Here are the two videos (avi and mpg format). As with any collaborative effort, there are issues. In this case, the avi or mpg files may require some care when displaying. We are exploring alternative formats.

posted at: 14:23 | path: | permanent link to this entry

Sun, 08 May 2005

May 8, 2005: Our extended bridge family

It is all about people chemistry. New chemical compounds are impossible as long as the reagents live in their individual bottles. Mix them together, add a bit of heat (sometimes) and something interesting might happen. The same with people. When I sit in my office or home, bottled as a chemical reagent in the supply room, nothing interesting happens. When I get up and poke around, I collide with others, and the possibility of something interesting is amplified. So it is with our bridge project.

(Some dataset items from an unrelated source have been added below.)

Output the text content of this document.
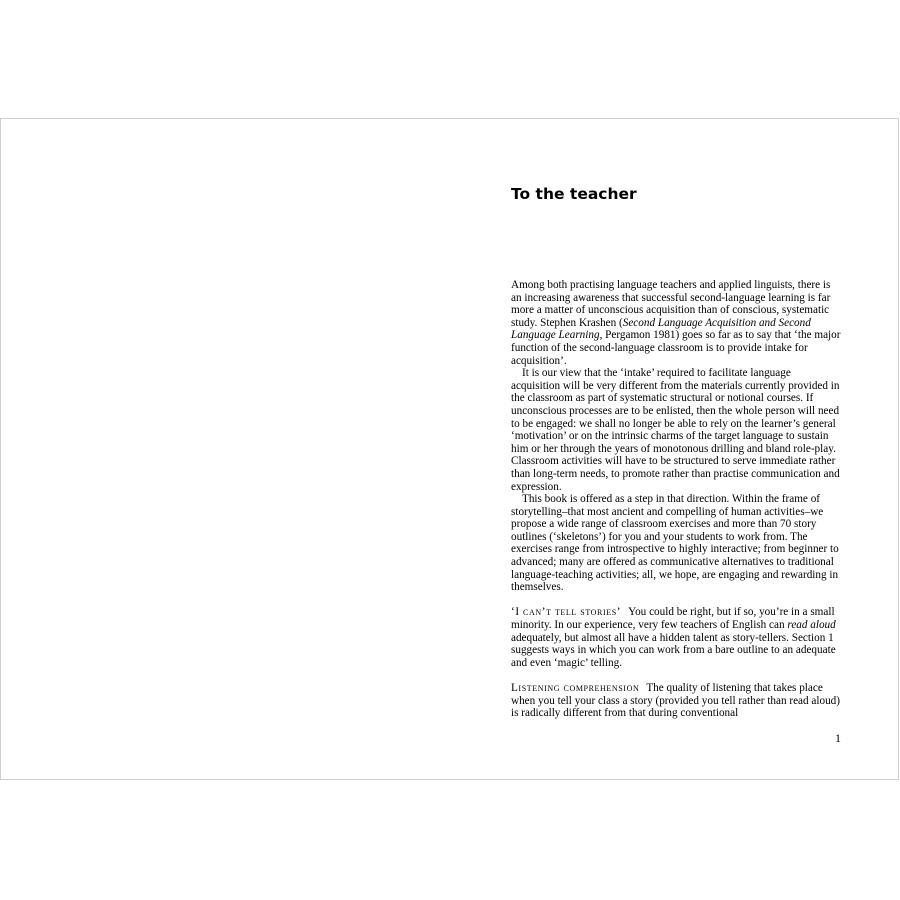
To the teacher

Among both practising language teachers and applied linguists, there is an increasing awareness that successful second-language learning is far more a matter of unconscious acquisition than of conscious, systematic study. Stephen Krashen (Second Language Acquisition and Second Language Learning, Pergamon 1981) goes so far as to say that ‘the major function of the second-language classroom is to provide intake for acquisition’.

It is our view that the ‘intake’ required to facilitate language acquisition will be very different from the materials currently provided in the classroom as part of systematic structural or notional courses. If unconscious processes are to be enlisted, then the whole person will need to be engaged: we shall no longer be able to rely on the learner’s general ‘motivation’ or on the intrinsic charms of the target language to sustain him or her through the years of monotonous drilling and bland role-play. Classroom activities will have to be structured to serve immediate rather than long-term needs, to promote rather than practise communication and expression.

This book is offered as a step in that direction. Within the frame of storytelling–that most ancient and compelling of human activities–we propose a wide range of classroom exercises and more than 70 story outlines (‘skeletons’) for you and your students to work from. The exercises range from introspective to highly interactive; from beginner to advanced; many are offered as communicative alternatives to traditional language-teaching activities; all, we hope, are engaging and rewarding in themselves.

‘I can’t tell stories’ You could be right, but if so, you’re in a small minority. In our experience, very few teachers of English can read aloud adequately, but almost all have a hidden talent as story-tellers. Section 1 suggests ways in which you can work from a bare outline to an adequate and even ‘magic’ telling.

Listening comprehension The quality of listening that takes place when you tell your class a story (provided you tell rather than read aloud) is radically different from that during conventional

1
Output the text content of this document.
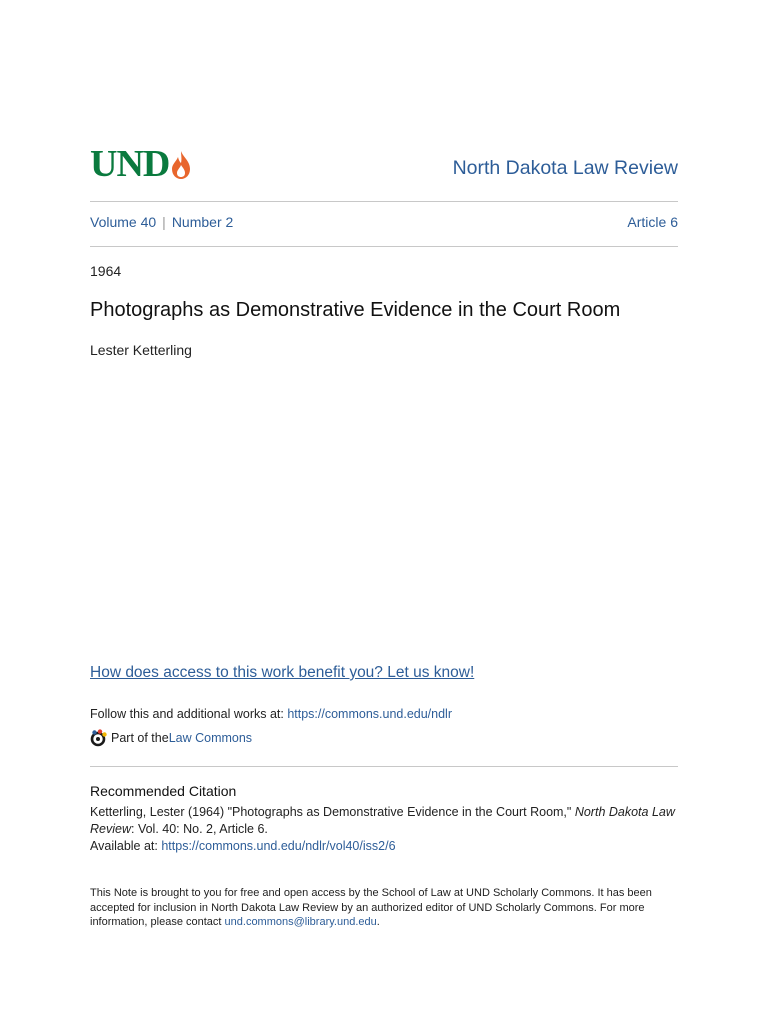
UND	North Dakota Law Review
Volume 40 | Number 2	Article 6
1964
Photographs as Demonstrative Evidence in the Court Room
Lester Ketterling
How does access to this work benefit you? Let us know!
Follow this and additional works at: https://commons.und.edu/ndlr
Part of the Law Commons
Recommended Citation
Ketterling, Lester (1964) "Photographs as Demonstrative Evidence in the Court Room," North Dakota Law Review: Vol. 40: No. 2, Article 6.
Available at: https://commons.und.edu/ndlr/vol40/iss2/6
This Note is brought to you for free and open access by the School of Law at UND Scholarly Commons. It has been accepted for inclusion in North Dakota Law Review by an authorized editor of UND Scholarly Commons. For more information, please contact und.commons@library.und.edu.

Earlier this week, Sandrine phoned me about a surprise birthday party for her husband, Oliver (who directs the local Freyssinet work). This was a complete surprise for me because Sandrine did not have my phone number. But being the resourceful woman that she is - she managed to locate it. Yesterday, we all gathered at Oliver's place - for wonderful afternoon of celebrations. We celebrated the birth of their daughter, Lucille, we celebrated the appearance of Oliver's mother-in-law, Jackie, who quickly became the energy of the party, and finally, we celebrated Oliver's birthday. There is a photo essay of course.

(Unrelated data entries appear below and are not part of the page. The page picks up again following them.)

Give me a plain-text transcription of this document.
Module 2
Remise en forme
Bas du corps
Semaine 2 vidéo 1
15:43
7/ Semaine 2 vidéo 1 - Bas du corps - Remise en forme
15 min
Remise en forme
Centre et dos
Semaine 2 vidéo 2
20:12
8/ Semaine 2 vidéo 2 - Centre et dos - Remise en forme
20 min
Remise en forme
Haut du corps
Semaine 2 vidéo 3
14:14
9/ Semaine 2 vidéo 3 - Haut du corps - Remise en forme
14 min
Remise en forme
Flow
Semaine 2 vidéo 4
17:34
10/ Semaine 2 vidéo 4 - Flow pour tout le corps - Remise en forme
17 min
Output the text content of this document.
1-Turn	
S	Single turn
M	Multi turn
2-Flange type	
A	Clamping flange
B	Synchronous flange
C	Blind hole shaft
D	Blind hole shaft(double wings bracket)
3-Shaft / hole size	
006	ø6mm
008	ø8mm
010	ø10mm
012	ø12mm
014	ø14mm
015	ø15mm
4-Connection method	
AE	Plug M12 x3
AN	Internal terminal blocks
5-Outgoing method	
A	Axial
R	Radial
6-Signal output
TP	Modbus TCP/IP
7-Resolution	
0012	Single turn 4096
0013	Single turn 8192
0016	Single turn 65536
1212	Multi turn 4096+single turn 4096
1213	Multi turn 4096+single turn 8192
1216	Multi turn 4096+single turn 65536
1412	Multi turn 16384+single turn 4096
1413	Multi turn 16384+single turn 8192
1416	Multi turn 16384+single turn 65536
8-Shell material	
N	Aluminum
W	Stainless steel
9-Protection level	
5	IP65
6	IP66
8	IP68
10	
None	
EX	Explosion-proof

posted at: 14:46 | path: | permanent link to this entry

Fri, 06 May 2005

May 6, 2005: Exploring digital sketches
There comes a time when simply capturing the action of constructing the new Cooper River Bridge approaches blindly following a recipe - and I try to avoid falling into a rut. I have standard places that I go, standard sets of photos that I take and standard ways to process the images for placement in these web pages - all the ingredients of a rut. Several weeks ago I began experimenting with ways to alter the images so that they took on the characteristics of a sketch. I cannot draw an attractive stick figure, so for me, this was an opportunity to explore something that I was totally incapable of doing on my own.

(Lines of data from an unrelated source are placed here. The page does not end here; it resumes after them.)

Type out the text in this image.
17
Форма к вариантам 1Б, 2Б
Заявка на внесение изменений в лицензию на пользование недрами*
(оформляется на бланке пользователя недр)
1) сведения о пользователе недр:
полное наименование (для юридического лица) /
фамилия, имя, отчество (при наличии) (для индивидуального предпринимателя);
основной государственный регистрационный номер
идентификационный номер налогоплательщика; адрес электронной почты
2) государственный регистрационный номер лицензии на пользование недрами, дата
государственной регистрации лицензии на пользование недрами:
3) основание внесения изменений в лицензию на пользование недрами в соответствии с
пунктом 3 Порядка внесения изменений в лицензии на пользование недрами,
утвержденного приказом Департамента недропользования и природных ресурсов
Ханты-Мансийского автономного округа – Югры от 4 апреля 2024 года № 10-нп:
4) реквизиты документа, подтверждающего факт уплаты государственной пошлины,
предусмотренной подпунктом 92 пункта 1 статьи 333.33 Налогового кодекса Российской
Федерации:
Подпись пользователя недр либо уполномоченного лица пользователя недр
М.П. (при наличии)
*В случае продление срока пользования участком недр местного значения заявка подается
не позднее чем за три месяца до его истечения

When I look at a sketch, I see the outlines of objects the artist projects. So I started with processing an image with an edge detection algorithm. These algorithms compute the difference in intensity of adjacent picture elements (pixels). When the intensity difference is small, then the point appears black. When the intensity is large, then the point appears white. Consequently edges (where there is a large intensity difference) will appear as while lines. But an artist sketches with a black pencil, so I inverted the image - white became black and black became white. Because these are color images, edges are computed for each of the three colors - red, green and blue. I then alter the black-white range of intensities so that I get a more balanced image. The results, as seen here, are interesting. Bibi, an art history student at UC Berkeley and friend of our family finds that these transformations bring something new to the art table - an improvement beyond simply copying an artistic style.

posted at: 05:45 | path: | permanent link to this entry

Sun, 01 May 2005

May 1, 2005: Adventures with elevators and the traveler

Yesterday I met Murray Feldman and indirectly Bill Nesteruk and his company, Specialized Engineered Products Ltd. Bill creates these modern marvels that transport stuff horizontally (as with the bridge traveler) as well as vertically (or almost vertically) - i.e. the bridge elevators. Murray makes them work in the field. Again, design and engineering of the traveler and elevators generated for me, a quiet smile.

The traveler, used for cleaning and inspecting the underside of the bridge, is a necessity. Similarly, the four elevators that travel up and down the inclined surfaces of the east and west pylons, provide access to the pylon base, the crossbeam and the top. I experienced these elevators when I was learning from Freyssinet about building stay cables - but somehow the issue of traveling up and down an incline where the angle of the incline changes at the pylon crossbeam never caught my curiosity.